Vyper reunirá Hera Vyper e Baby Vyper, membros da House of Vyper, a primeira house de vogue do Maranhão, que se dispõem a romper o tempo cotidiano com performances que utilizam o corpo como manifesto, em meio à rotina de uma sociedade cisgênero que invisibiliza e elimina os corpos dissidentes. A performance traz a ideia de uma nanotecnologia trans e travesti, que trata de maneiras de existir e se fazer perceber.
Doçura, loucura! Entre o ácido e o cômico, o cítrico e o adocicado, acontece o corpo, a dança, a presença e a performance da garota-fruta mais esquizofrênica! Glamour Garcia traz Lokomia para o palco do Território Corpo Queer. Uma dança-ritual com sabor de tutti-frutti.
Uma das novidades desse ano no Território Corpo é o curso sobre o Cinema Queer, ministrado pela cientista social e doutora em cinema Marina Costin. O curso abrange os novos arranjos e composições estéticas que dão visibilidade a sujeitos que estavam fora do espaço filmíco – pessoas fora do padrão heteronormativo, que interseccionam com outros crivos, como raça, etnia, gênero e orientação sexual. Em cada aula haverá um filme e leituras de textos-base que instigarão discussões entre os participantes em torno de questões como epistemologias do corpo e produção de subjetividades.
A oficina tem como objetivo apurar o olhar de forma sensível para o corpo e suas infinitas possibilidades de devires através da maquiagem criativa. Materiais rejeitados como sucata, papel, linhas, botões, rendas e bilros são utilizados. Na Imersão, construiremos um laboratório poético onde experimentamos mudar o valor das coisas para reconstituir os corpos através de histórias
É um lugar para afirmar o corpo como um campo de batalha, resgatar memórias e amuletos que nos conectam às nossas identidades marginais.
O momento colocará em perspectiva o corpo queer enquanto indivíduo criativo, trazendo para o debate desafios, vivências e estudos dos participantes a partir das suas experiências nas artes cênicas.
Ronaldo Serruya, ator e dramatugo do grupo XIX de Teatro, apresentará a peça-manifesto A doença do outro, que propõe um formato de palestra-performance, partindo de conceitos extraídos do feminismo negro e da teoria queer para aproximá-los da ideia de “outro” que perpassa os corpos positivos e os friccionando com relatos autobiográficos do autor e perfomer, que vive com HIV desde 2014.

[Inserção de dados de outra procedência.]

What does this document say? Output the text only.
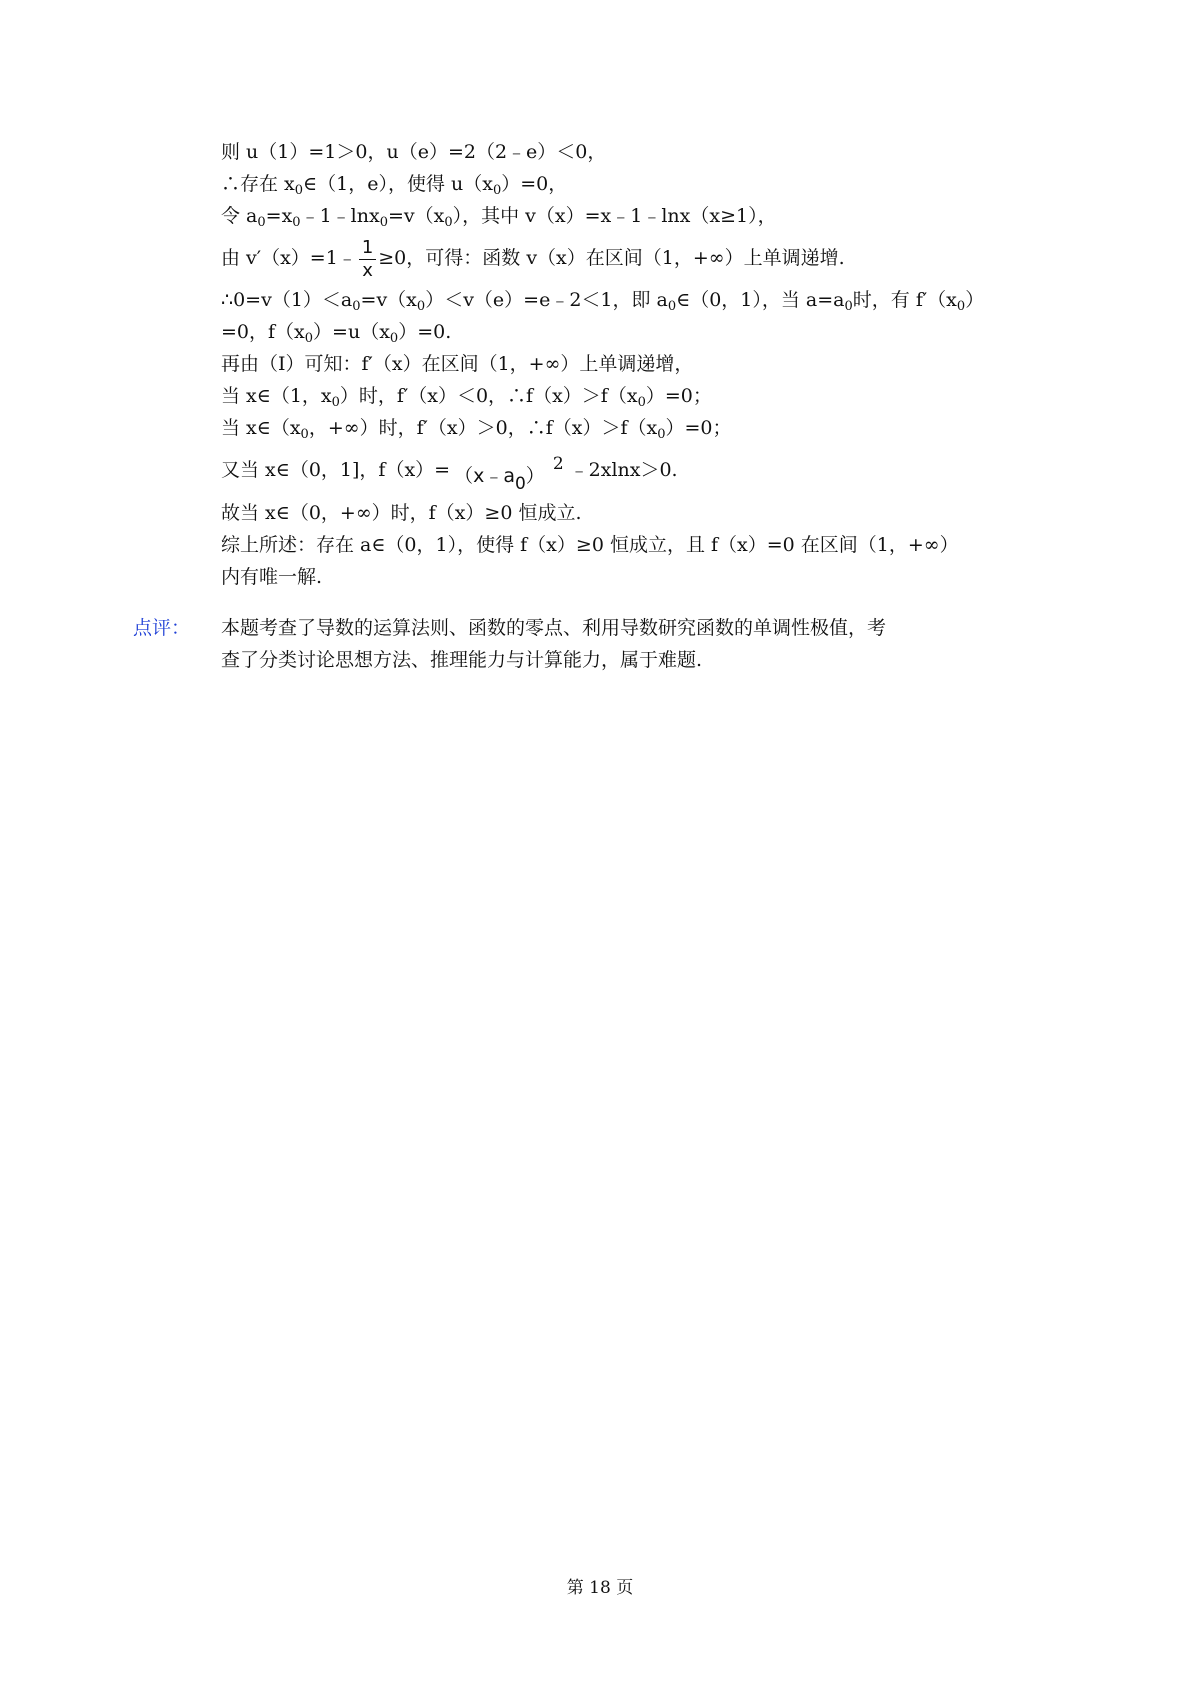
则 u（1）=1＞0，u（e）=2（2﹣e）＜0，
∴存在 $x_0\in(1$，e），使得 $u(x_0)=0$，
令 $a_0=x_0﹣1﹣\ln x_0=v(x_0)$，其中 v（x）=x﹣1﹣lnx（x≥1），
由 v′（x）=1﹣ $\frac{1}{x} \ge 0$，可得：函数 v（x）在区间（1，+∞）上单调递增.
$\therefore 0=v(1)<a_0=v(x_0)<v(e)=e﹣2<1$，即 $a_0\in(0$，1），当 $a=a_0$时，有 $f'(x_0)$
=0，$f(x_0)=u(x_0)=0$.
再由（I）可知：f′（x）在区间（1，+∞）上单调递增，
当 x∈（1，$x_0$）时，f′（x）＜0，$\therefore f(x)>f(x_0)=0$；
当 $x\in(x_0$，+∞）时，f′（x）＞0，$\therefore f(x)>f(x_0)=0$；
又当 x∈（0，1]，$f(x)= (x﹣a_0)2$ ﹣2xlnx＞0.
故当 x∈（0，+∞）时，f（x）≥0 恒成立.
综上所述：存在 a∈（0，1），使得 f（x）≥0 恒成立，且 f（x）=0 在区间（1，+∞）
内有唯一解.
点评： 本题考查了导数的运算法则、函数的零点、利用导数研究函数的单调性极值，考
查了分类讨论思想方法、推理能力与计算能力，属于难题.
第 18 页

A atriz Renata Carvalho apresentará Manifesto Transpofágico, onde se veste de seu corpo travesti para narrar a historicidade de sua corporeidade. O espetáculo acontecerá no Teatro Arthur Azevedo, com retirada de ingressos com 2 horas de antecedência na bilheteria.
Classificação indicativa: 18 anos
Encerrando o Território Corpo Queer, o Afroball reunirá música, dança, desfile e disputa de títulos de voguing.
As categorias serão: Vogue Performance, Vogue Beginners, Runway with Best Dressed e Femme Queen Perfect 10’s
O evento é uma tradição queer nascida nos subúrbios americanos nos anos 60, como uma forma de reunião, protesto e pertencimento da comunidade LGBTQPIA+ preta e latina nos Estados Unidos.